The following post comes to us from Michael J. Segal, partner in the Executive Compensation and Benefits Department of Wachtell, Lipton, Rosen & Katz, and is based on the introduction to a Wachtell Lipton memorandum by Mr. Segal, David C. Karp, Jeannemarie O’Brien, Adam J. Shapiro, Jeremy L. Goldstein, and David E. Kahan; the complete memorandum is available here.
The past year in executive compensation has been marked by two continuing trends: (1) a continuing refinement of conceptions of so-called “best practices” advocated by certain shareholders and responses to those refinements by compensation committees, most notably in the context of the nonbinding, advisory “say-on-pay” vote required by the Dodd-Frank Act (“Dodd-Frank”) and (2) an increased desire by corporations to engage with shareholders to convince them of the appropriateness of their responses and the corporation’s compensation arrangements generally. Against this backdrop, the key challenge for compensation committee members has been to continue to approve compensation programs that directors believe are right for their corporations while maintaining a sufficient understanding of these emerging shareholder views and communicating the appropriateness of their arrangements to avoid attacks that could undermine directors’ abilities to act in their company’s best interest.
Compensation committees should design compensation programs with great care, focusing first and foremost on the incentives that the programs promote. Directors should also bear in mind the heightened sensitivity to pay packages that could be deemed “excessive.” This is particularly true in today’s environment, which has witnessed a marked increase in litigation on executive compensation matters, a trend we expect will continue at least in the short run.
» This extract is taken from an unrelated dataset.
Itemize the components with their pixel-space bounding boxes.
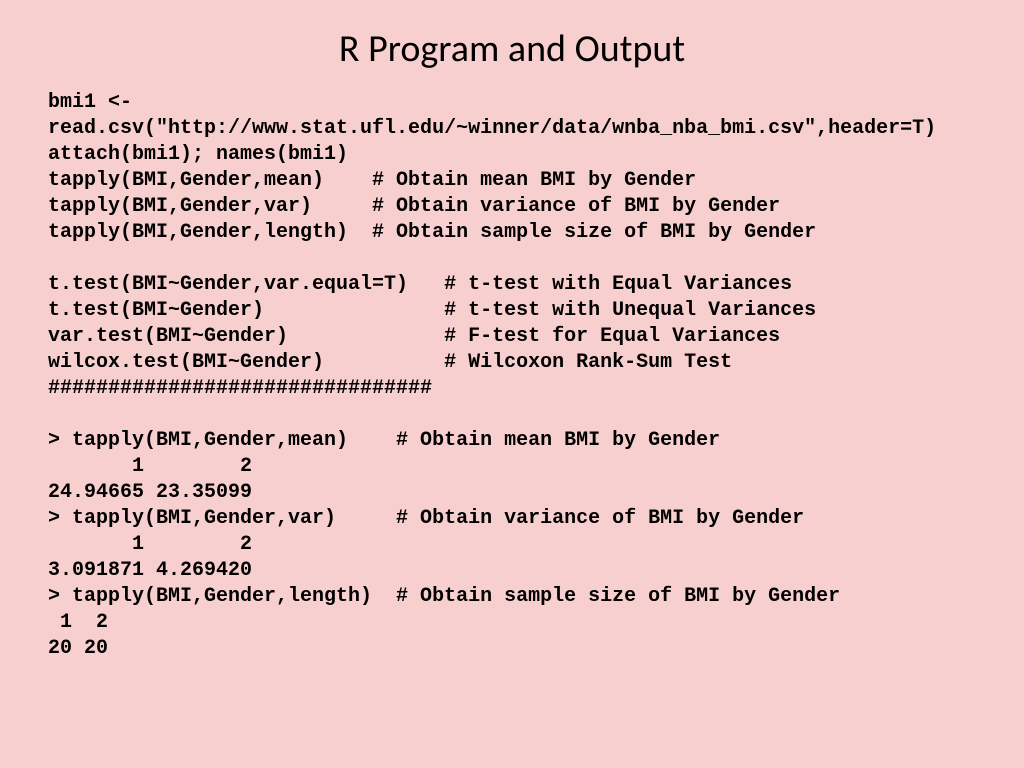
slide: R Program and Output bmi1 <- read.csv("h… <box>0 0 1024 768</box>
slide-title: R Program and Output <box>48 26 976 72</box>
code-block: bmi1 <- read.csv("http://www.stat.ufl.ed… <box>48 90 976 662</box>
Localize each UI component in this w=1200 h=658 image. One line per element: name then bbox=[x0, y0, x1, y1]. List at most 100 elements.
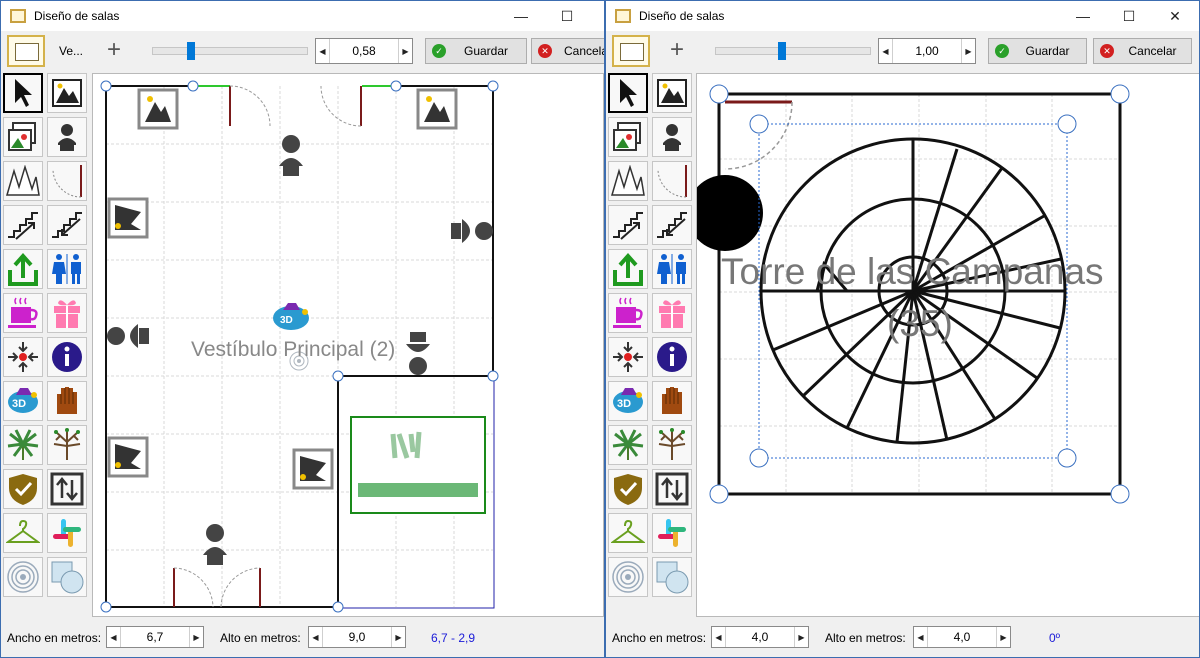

All this said, a compensation committee that follows normal procedures and considers the advice of legal counsel and an independent consultant should not fear being second-guessed by the courts, which continue to respect compensation decisions so long as the directors act on an informed basis, in good faith and not in their personal self-interest. In the final analysis, the ability to recruit and retain highly qualified executives is essential to the long-term success of a company.
Given the ongoing shift in the corporate governance landscape, there is a continuing focus by directors on the proper role of a compensation committee. This Guide describes the duties of compensation committee members and provides information to enable them to function most effectively. This Guide begins with a discussion of the responsibilities of the compensation committee and the fiduciary duties of its members. It then outlines different means of compensating executives and the tax and other rules that apply to compensation arrangements. A discussion of change-in-control arrangements follows the discussion of types of compensation. The next section of this Guide focuses on shareholder proposals, relations and litigation, including a discussion of say-on-pay votes and the ongoing influence of proxy advisory firms. This Guide next examines regulation of compensation at financial institutions. The discussion then shifts to compensation committee composition, compensation committee meetings and compensation committee charters. Finally, this Guide addresses compensation of directors.
This edition of the Guide has been updated to reflect the current environment. Significant updates include:
- an updated discussion of the say-on-pay voting process, including a review of the first three years of actual votes and the increasing role of shareholder engagement; and
- an updated section on significant shareholder litigation in the area of executive compensation.